Richtlinien zur Skiüberprüfung:
- Die meisten Skier weisen einen verstärkten Skibindungsbefestigungsbereich auf. Da Skimaterial, Konstruktion, und Abmessung variieren können, müssen den Instruktionen des Skiherstellers für richtige Skibindungsmontage gefolgt werden. Befolgen Sie auch die Empfehlungen des Skiherstellers bezüglich Bohrabmessungen, Klebematerialien oder Gewindeschneiden.
Richtlinien zur Verwendung von Skischuhen
- hagan Tourenbindungen sind schuhsohlenabhängige Auslösemechanismen. Zum sicheren Einspannen der Schuhe in die Bindung müssen Mindestanforderungen bezüglich der Geometrie erfüllt sein, wie sie in den Normen ISO 5355 und ISO 9523 gefordert werden.
- Nur Skischuhe, die diesen Normen entsprechen, dürfen verwendet werden. Nicht geeignet sind Kindersohlen DIN ISO 5355 Typ C.
- Achtung: Bei Skischuhen, die durch Gebrauch stark abgenützt sind, ist zu überprüfen, ob sie sicher mit der Bindung arbeiten bzw. in die Bindung eingespannt werden können.
Bezeichnung der Bindungsteile hagan Z
1 Vorderbacken
2 Sohlenhalterflügel
3 Einstellschraube Auslösewert seitlich
4 Anzeigeskala für Auslösewert seitlich
5 Anzeigeskala für Auslösewert frontal
6 Einstellschraube Auslösewert frontal
7 Fersenhalter
8 Öffnungshebel
9 Stockmulde im Öffnungshebel
10 Längenverstell- u.
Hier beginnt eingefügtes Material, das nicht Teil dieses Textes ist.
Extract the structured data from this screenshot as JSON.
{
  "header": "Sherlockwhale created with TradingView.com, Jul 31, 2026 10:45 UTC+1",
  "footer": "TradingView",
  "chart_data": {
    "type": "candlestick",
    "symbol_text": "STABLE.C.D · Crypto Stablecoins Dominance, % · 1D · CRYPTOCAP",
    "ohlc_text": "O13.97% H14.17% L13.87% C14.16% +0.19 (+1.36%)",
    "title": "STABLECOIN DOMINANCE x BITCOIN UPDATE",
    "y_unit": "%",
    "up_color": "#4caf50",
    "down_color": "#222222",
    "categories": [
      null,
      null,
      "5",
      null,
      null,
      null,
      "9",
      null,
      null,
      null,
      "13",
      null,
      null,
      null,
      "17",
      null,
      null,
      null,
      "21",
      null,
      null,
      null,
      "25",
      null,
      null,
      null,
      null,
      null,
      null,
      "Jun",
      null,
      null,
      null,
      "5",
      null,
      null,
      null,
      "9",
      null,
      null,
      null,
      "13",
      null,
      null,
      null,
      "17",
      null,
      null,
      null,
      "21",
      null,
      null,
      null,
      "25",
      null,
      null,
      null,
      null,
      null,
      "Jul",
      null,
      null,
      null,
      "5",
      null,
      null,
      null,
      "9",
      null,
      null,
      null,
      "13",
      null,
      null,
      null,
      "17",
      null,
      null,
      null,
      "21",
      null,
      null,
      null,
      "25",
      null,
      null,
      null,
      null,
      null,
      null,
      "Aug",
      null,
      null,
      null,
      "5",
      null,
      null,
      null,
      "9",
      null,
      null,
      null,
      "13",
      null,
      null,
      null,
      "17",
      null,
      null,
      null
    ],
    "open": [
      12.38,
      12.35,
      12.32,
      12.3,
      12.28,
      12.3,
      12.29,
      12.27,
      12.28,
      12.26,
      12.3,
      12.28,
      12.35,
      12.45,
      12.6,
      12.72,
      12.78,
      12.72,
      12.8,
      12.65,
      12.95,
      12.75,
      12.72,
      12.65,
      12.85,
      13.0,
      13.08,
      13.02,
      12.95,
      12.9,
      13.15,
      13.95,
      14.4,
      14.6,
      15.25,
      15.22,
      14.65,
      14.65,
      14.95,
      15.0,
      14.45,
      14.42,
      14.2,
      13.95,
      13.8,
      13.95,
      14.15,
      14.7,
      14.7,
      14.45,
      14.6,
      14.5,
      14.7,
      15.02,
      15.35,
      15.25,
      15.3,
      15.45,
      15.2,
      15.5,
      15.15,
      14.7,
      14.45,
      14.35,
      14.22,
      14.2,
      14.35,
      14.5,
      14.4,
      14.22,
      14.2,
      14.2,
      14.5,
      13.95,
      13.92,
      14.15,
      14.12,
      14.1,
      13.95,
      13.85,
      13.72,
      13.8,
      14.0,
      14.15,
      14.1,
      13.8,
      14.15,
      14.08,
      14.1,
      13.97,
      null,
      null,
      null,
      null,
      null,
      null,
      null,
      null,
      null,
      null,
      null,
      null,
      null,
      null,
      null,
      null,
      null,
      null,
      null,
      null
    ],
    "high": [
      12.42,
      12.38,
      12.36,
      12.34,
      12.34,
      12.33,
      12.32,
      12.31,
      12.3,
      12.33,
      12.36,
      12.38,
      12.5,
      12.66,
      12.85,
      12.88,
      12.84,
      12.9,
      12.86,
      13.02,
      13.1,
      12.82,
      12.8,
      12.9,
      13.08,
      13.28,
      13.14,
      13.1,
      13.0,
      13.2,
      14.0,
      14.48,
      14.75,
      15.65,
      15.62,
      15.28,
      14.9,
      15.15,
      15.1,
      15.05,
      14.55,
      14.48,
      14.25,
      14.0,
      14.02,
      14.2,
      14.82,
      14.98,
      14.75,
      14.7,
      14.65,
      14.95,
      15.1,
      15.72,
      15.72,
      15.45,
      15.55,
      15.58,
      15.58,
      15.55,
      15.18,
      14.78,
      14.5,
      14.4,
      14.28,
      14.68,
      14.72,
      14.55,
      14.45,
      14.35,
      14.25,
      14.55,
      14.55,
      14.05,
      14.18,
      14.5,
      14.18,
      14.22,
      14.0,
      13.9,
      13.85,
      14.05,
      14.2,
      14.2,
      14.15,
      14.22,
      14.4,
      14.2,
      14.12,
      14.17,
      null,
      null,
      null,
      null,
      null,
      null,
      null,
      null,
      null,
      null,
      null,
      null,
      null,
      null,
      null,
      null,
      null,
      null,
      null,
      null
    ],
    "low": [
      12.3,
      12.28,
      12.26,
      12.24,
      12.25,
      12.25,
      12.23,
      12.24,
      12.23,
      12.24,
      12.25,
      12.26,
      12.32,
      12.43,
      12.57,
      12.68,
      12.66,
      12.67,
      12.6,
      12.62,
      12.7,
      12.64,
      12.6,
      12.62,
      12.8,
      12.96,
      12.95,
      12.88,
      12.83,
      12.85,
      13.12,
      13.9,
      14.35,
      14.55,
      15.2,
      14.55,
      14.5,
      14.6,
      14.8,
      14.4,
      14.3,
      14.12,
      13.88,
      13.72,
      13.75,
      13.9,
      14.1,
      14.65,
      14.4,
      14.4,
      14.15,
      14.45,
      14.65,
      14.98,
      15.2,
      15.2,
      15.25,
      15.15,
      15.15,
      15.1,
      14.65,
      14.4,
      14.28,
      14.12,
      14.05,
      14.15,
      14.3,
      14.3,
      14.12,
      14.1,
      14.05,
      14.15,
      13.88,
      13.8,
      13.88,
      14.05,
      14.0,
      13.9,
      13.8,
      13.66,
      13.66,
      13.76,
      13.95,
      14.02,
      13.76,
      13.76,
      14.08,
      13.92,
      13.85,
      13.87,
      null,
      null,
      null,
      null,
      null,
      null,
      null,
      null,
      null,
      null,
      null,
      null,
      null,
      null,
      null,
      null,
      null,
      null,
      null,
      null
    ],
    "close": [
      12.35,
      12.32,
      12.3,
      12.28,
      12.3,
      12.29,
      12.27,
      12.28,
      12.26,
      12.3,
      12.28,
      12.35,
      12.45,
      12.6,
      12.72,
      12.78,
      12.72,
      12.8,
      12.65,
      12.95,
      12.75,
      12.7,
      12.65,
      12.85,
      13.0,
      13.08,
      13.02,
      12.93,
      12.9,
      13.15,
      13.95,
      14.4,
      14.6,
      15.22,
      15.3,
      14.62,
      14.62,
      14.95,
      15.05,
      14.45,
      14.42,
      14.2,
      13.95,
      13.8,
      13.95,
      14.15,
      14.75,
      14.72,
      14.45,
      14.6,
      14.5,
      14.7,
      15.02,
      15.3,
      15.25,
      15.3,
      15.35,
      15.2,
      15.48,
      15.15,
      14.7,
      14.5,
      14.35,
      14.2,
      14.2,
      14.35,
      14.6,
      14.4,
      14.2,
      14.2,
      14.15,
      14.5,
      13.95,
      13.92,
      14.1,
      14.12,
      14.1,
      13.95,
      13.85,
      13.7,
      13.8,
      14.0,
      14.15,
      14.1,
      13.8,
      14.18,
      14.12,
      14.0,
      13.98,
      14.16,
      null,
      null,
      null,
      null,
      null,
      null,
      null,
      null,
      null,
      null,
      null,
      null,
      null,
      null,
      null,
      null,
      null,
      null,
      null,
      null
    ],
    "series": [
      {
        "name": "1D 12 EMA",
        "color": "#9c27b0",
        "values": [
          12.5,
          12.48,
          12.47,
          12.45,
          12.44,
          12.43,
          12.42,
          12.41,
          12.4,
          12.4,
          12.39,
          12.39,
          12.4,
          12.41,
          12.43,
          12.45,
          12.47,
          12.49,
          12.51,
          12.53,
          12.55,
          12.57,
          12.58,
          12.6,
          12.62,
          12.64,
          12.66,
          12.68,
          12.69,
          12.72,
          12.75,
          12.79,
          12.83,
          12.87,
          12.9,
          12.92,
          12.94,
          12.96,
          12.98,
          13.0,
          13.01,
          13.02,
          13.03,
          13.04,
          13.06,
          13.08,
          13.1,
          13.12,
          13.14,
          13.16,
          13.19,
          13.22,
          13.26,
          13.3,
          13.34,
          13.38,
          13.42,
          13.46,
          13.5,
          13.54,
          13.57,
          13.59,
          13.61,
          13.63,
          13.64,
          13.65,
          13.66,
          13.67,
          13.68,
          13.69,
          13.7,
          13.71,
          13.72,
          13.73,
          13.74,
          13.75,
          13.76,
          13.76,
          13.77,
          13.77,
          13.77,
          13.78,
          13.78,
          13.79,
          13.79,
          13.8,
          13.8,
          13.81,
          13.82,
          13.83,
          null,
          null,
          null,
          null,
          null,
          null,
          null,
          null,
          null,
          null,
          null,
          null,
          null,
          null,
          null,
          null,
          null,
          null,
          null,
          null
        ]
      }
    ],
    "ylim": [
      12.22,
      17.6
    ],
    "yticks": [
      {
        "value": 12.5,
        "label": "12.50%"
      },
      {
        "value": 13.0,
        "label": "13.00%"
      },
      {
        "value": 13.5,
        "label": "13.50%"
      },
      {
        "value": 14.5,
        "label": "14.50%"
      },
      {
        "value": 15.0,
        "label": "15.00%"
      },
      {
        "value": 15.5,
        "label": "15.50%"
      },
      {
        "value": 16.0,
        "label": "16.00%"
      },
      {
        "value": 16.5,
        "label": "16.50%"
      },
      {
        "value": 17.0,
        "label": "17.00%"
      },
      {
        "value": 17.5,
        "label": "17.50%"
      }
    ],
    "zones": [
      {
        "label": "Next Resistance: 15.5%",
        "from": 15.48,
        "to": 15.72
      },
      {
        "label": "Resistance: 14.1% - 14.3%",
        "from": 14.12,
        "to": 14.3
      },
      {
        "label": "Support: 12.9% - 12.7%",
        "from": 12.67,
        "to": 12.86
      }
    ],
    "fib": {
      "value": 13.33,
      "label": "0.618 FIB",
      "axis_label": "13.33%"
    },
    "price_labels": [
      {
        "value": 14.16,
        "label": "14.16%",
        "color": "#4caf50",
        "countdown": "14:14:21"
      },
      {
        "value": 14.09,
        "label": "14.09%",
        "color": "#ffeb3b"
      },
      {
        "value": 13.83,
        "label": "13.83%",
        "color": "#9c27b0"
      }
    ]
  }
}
Anpressdruck-Schraube
11 Verriegelung für Abfahrtsmodus u. Steighilfestufe 1
12 Steighilfehebel
13 Trittgestell
14 Gleitplatte
15 Ski-Bremspedal
16 Ski-Bremsarm
17 Test-Papierstreifen
18 Einstellschraube für Sohlenhöhe vorne
19 Harscheisen-Rastzapfen
20 Lagerbock
21 Skibindungsschrauben
22 hintere Standplatte
23 Trittgestellverlängerung
24 Grundplatte Steighilfe
25 Fangriemen
26 Ring
27 Haken
28 Lasche
29 Fangschlitz
30 Harscheisen
31 Harscheisen-Adapter
32 Harscheisen-Verriegelung
Montage auf dem Ski und Einstellung
Messen Sie bitte die Schuhsohlenlänge und wählen Sie die Bindungsgröße nach folgender Tabelle aus:
Größe Sohlenlänge (mm)
S \~ 255-310
M \~ 285-340
L \~ 315-370
Wir empfehlen immer das kleinstmögliche Modell zu verwenden.
Bevor der Ski gebohrt wird, steigen Sie bitte mit dem für die Bindung vorgesehenen Schuh in die ausgewählte Bindung um zu prüfen, ob der Andruck gemäß 3.8
einstellbar ist. Dies ist besonders wichtig bei Schuhen, deren Länge nahe an den Größensprüngen (S/M/L) der Bindung liegen.
Vorbereitung zur Montage:
Befolgen Sie immer die Empfehlungen des Skiherstellers. Es gibt grundsätzlich zwei Methoden (Abb. B), die Skibindung auf dem Ski anzuordnen:
a) Ski mit Montagemarkierung:
Die meisten Skihersteller markieren auf der Skioberfläche oder Skiseite, wo die Skibindung montiert werden sollte.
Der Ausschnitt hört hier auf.